What keeps results consistent across the whole collection?

A living data dictionary committed to the repo. It pins every field name, its controlled vocabulary, and its format so a manually entered date and a scripted import agree.

yaml
# data-dictionary.yml
place_name:
  source: getty_tgn          # authority list
  required: true
date_qualified:
  format: EDTF               # e.g. 1640?, 164X, 1640/1645
  required: false
confidence:
  enum: [certain, probable, conjectural]

Pair it with validation: a CI check that fails the build when a CSV row violates the dictionary catches inconsistency before it spreads across a thousand records.

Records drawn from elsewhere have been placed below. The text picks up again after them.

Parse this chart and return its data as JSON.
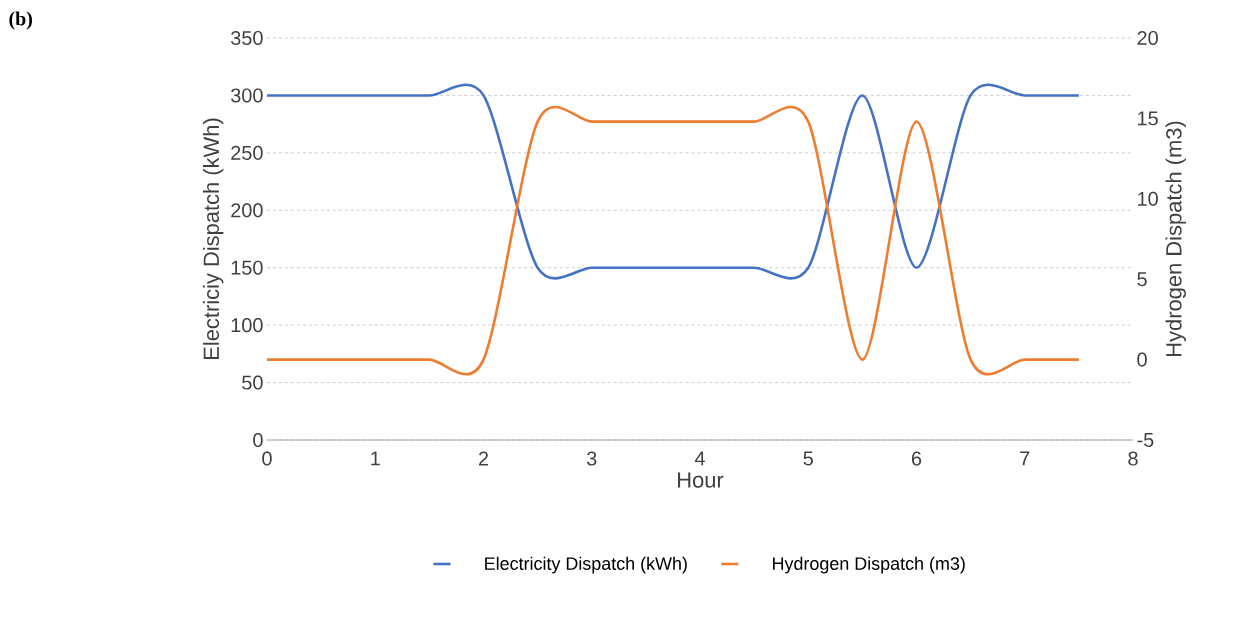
{
  "chart_data": {
    "type": "line",
    "xlabel": "Hour",
    "ylabel": "Electriciy Dispatch (kWh)",
    "y2label": "Hydrogen Dispatch (m3)",
    "x": [
      0,
      0.5,
      1,
      1.5,
      2,
      2.5,
      3,
      3.5,
      4,
      4.5,
      5,
      5.5,
      6,
      6.5,
      7,
      7.5
    ],
    "series": [
      {
        "name": "Electricity Dispatch (kWh)",
        "color": "#4472c4",
        "values": [
          300,
          300,
          300,
          300,
          300,
          150,
          150,
          150,
          150,
          150,
          150,
          300,
          150,
          300,
          300,
          300
        ]
      },
      {
        "name": "Hydrogen Dispatch (m3)",
        "color": "#ed7d31",
        "axis": "y2",
        "values": [
          0,
          0,
          0,
          0,
          0,
          14.8,
          14.8,
          14.8,
          14.8,
          14.8,
          14.8,
          0,
          14.8,
          0,
          0,
          0
        ]
      }
    ],
    "xlim": [
      0,
      8
    ],
    "xticks": [
      0,
      1,
      2,
      3,
      4,
      5,
      6,
      7,
      8
    ],
    "ylim": [
      0,
      350
    ],
    "yticks": [
      0,
      50,
      100,
      150,
      200,
      250,
      300,
      350
    ],
    "y2lim": [
      -5,
      20
    ],
    "y2ticks": [
      -5,
      0,
      5,
      10,
      15,
      20
    ],
    "grid": "y",
    "legend": "bottom",
    "annotations": [
      "(b)"
    ]
  }
}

A practical kick-off checklist

  1. Glossary and data dictionary created in the repo (day 1).
  2. One-page MOU: authorship order, data ownership, licences, exit plan.
  3. CRediT roles drafted for every named person.
  4. Decision-rights grid agreed and pinned to the wiki.
  5. Cadence set: weekly standup, monthly scope review.
  6. A shared "definition of done" per artefact type.
  7. One neutral shared workspace everyone can actually use.

Key Takeaways

  • Interdisciplinary friction is mostly social, not technical — vocabulary, decision rights and credit cause more delays than code.
  • Write a glossary and data dictionary into version control in week one and review them monthly.
  • Use a decision-rights grid scoped to decision types, not job titles.
  • Adopt CRediT so non-prose contributions are visibly credited.
  • A one-page MOU on authorship, ownership and exit prevents publication-time disputes.
  • Validate data against the dictionary in CI so consistency is enforced, not hoped for.

Frequently Asked Questions

What is the single most common cause of interdisciplinary friction in DH?

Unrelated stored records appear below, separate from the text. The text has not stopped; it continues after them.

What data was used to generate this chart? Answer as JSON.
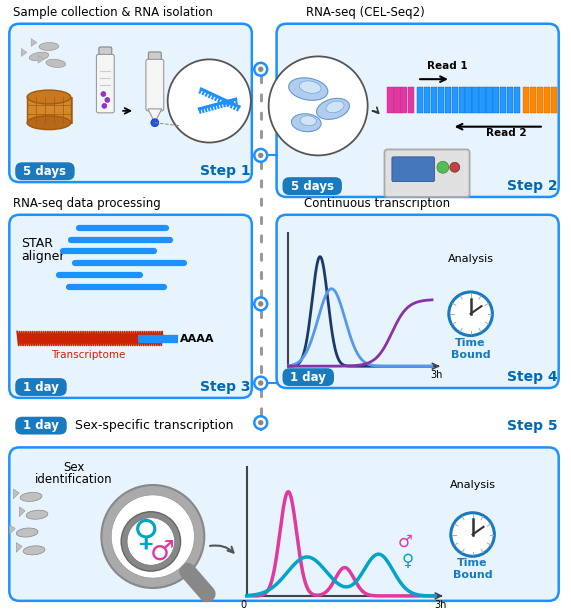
{
  "bg_color": "#ffffff",
  "blue_border": "#1e90ff",
  "blue_fill": "#e8f4fd",
  "dark_blue": "#0069b4",
  "timeline_dot_color": "#888888",
  "step_badge_color": "#1a7abf",
  "days_badge_color": "#1a7abf",
  "panel1_title": "Sample collection & RNA isolation",
  "panel2_title": "RNA-seq (CEL-Seq2)",
  "panel3_title": "RNA-seq data processing",
  "panel4_title": "Continuous transcription",
  "panel5_title": "Sex-specific transcription",
  "step1_days": "5 days",
  "step1_label": "Step 1",
  "step2_days": "5 days",
  "step2_label": "Step 2",
  "step3_days": "1 day",
  "step3_label": "Step 3",
  "step4_days": "1 day",
  "step4_label": "Step 4",
  "step5_days": "1 day",
  "step5_label": "Step 5",
  "time_bound_color": "#1a7abf",
  "magenta_color": "#e0399f",
  "cyan_color": "#00a5c8",
  "dark_navy": "#1a3a6b",
  "red_color": "#cc2200"
}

Unstated vocabulary. Historians, librarians and developers use the same word (record, source, model, tag) to mean different things. Writing a shared glossary in week one prevents most downstream rework.

Do we need a memorandum of understanding for a small project?

Even two-person teams benefit from a one-page MOU covering authorship order, data ownership and what happens to the repo if someone leaves. It takes an hour and prevents the disputes that surface at publication.

How do I credit a programmer who wrote no prose?

Use a contributor-roles taxonomy such as CRediT, which has 14 named roles including Software and Data Curation. List each person's roles explicitly rather than forcing everyone into 'author' or 'acknowledgements'.

Should the humanist or the technologist lead the project?

Neither by default. Lead with the research question, and let whoever owns that question set priorities while the technologist owns feasibility. Co-leadership with clear decision rights works better than a single discipline dominating.

How often should an interdisciplinary team meet?

A short weekly standup plus a monthly deep-dive works for most grant-scale DH projects. Weekly catches drift early; monthly is where you renegotiate scope and review the shared glossary.

What artefact best keeps a mixed team consistent?

A living data dictionary in the repository. It pins field names, controlled vocabularies and date formats so a historian's entry and a developer's import script agree on what 'circa 1640' means.